IE-4000-16GT4G-E: How Does Cisco’s Industri
Hardware Profile and Industrial Use Cases T...
The Cisco NCS2002-DC2-E= is a 2-slot DWDM chassis engineered for high-density metro and regional network deployments, supporting up to 1.2 Tbps per fiber pair. Built on Cisco’s photonic integrated circuit (PIC) technology, it provides:
Key hardware innovations include:
In lab tests replicating real-world traffic patterns, the NCS2002-DC2-E= achieved:
Operators can deploy hitless modulation format changes (QPSK to 16QAM) during live traffic, enabling capacity upgrades without service interruption.
The system’s open ZR+ compatibility allows direct peering with third-party routers, eliminating external transponders. At itmall.sale, field trials demonstrated 400G ZR+ links operating error-free over 120 km with 17 dB span loss.
With sub-100ns jitter performance, the chassis meets CPRI Option 8 and eCPRI timing requirements for C-RAN deployments.
The platform’s asymmetric channel provisioning enables SMPTE 2110 video flows (3:1 compression ratio) alongside legacy 10G SONET payloads.
Q: How does the system handle fiber cuts or amplifier failures?
The NCS2002-DC2-E= employs dual-homing protection switching with <50 ms recovery, coupled with:
Q: Can existing 100G muxponders interoperate with 400G channels?
Yes, through mixed baud rate operation (30 GBd to 95 GBd) and automatic chromatic dispersion compensation (±50,000 ps/nm).
Q: What automation tools reduce provisioning errors?

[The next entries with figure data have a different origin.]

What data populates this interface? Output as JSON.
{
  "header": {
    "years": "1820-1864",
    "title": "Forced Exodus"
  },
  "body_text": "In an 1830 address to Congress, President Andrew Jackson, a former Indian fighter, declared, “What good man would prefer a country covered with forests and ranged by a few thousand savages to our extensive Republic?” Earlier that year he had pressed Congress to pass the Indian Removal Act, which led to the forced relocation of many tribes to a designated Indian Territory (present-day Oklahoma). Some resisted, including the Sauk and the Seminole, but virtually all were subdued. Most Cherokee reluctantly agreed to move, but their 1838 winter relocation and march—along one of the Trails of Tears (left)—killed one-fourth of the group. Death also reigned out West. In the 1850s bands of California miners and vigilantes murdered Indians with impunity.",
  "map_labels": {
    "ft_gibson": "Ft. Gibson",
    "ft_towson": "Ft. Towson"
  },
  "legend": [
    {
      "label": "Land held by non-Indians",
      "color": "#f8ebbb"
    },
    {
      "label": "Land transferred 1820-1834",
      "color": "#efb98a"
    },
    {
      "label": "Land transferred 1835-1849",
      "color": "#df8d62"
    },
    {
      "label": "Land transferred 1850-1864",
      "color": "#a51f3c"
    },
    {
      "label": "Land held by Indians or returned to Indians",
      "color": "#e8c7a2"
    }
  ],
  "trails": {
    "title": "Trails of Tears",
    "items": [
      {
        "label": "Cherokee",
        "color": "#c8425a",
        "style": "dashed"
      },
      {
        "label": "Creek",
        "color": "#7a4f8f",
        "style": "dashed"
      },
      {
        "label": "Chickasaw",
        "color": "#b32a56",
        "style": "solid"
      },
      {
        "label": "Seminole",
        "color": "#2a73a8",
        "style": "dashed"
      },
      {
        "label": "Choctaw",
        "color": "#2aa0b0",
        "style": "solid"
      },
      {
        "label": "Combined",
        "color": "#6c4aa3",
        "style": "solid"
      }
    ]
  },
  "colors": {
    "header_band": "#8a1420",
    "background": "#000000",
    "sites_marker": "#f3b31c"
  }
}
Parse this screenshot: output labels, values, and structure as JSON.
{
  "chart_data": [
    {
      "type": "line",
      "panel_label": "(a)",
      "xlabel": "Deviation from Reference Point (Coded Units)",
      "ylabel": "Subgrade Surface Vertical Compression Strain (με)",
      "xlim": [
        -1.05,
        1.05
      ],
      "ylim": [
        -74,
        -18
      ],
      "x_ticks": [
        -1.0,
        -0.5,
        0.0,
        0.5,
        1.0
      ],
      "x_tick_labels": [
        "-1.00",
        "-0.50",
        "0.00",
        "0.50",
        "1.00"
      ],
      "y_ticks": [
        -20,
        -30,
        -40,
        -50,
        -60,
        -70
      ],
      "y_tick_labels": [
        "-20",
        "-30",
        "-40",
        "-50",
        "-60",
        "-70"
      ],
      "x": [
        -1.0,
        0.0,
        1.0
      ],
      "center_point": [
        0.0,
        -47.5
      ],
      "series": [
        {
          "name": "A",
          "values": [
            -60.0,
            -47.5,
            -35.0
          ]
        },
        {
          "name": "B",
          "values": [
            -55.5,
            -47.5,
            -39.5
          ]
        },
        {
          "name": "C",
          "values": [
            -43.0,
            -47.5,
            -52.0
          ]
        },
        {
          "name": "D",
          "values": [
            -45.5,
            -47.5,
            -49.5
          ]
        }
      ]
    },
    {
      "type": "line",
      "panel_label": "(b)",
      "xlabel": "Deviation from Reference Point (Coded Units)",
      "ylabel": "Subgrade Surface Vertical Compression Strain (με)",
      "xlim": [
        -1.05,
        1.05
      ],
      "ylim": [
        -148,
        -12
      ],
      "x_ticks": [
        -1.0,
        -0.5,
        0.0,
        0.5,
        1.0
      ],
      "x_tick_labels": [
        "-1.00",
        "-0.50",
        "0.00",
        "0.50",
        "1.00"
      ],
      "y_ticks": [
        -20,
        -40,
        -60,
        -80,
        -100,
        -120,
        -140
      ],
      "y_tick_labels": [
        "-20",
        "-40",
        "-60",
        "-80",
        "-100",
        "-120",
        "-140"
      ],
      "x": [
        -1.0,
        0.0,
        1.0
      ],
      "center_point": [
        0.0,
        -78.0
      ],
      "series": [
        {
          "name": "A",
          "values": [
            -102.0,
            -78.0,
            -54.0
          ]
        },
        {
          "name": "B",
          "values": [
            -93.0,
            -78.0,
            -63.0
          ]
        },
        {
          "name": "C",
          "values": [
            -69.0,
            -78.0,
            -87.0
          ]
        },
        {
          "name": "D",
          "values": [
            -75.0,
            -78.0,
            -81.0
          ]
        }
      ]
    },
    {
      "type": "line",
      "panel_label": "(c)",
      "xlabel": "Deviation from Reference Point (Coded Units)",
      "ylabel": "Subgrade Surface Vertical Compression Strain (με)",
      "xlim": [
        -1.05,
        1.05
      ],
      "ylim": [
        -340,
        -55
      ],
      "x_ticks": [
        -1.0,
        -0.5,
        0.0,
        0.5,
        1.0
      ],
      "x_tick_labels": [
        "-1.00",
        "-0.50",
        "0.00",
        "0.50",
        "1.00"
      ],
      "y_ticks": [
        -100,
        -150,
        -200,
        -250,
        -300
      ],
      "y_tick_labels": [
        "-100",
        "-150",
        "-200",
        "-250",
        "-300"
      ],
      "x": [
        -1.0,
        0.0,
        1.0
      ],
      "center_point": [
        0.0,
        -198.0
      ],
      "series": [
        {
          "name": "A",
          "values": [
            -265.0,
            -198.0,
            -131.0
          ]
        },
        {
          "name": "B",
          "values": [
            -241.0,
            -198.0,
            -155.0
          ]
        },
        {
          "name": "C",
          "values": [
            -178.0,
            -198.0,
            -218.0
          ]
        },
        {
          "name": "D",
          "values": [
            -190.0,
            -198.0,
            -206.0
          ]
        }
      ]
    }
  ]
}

The chassis achieves 0.15 W/Gbps power consumption in 400G mode through:
In a Tier 3 data center deployment, the system reduced cooling costs by 22% compared to equivalent coherent DWDM platforms.
Stress testing under simulated environments revealed:
These specifications make the platform viable for cable landing stations and mountainous terrain deployments.
Having evaluated deployment data across European Tier 2 carriers, the NCS2002-DC2-E= proves particularly effective in networks transitioning from SONET/SDH to packet-optical architectures. Its ability to concurrently support OTN switching (ODUflex) and Ethernet transparent switching eliminates the need for separate aggregation layers. While the initial learning curve for Cisco’s Network Controller (CNC) automation suite may challenge legacy NOC teams, the platform’s 32-bit forward error correction (Soft-Decision FEC) and embedded channel monitoring reduce mean-time-to-repair (MTTR) by 63% in field operational scenarios. For operators balancing CapEx constraints with 400G readiness, this platform delivers a strategic mid-lifecycle upgrade path for 10-year-old DWDM infrastructures.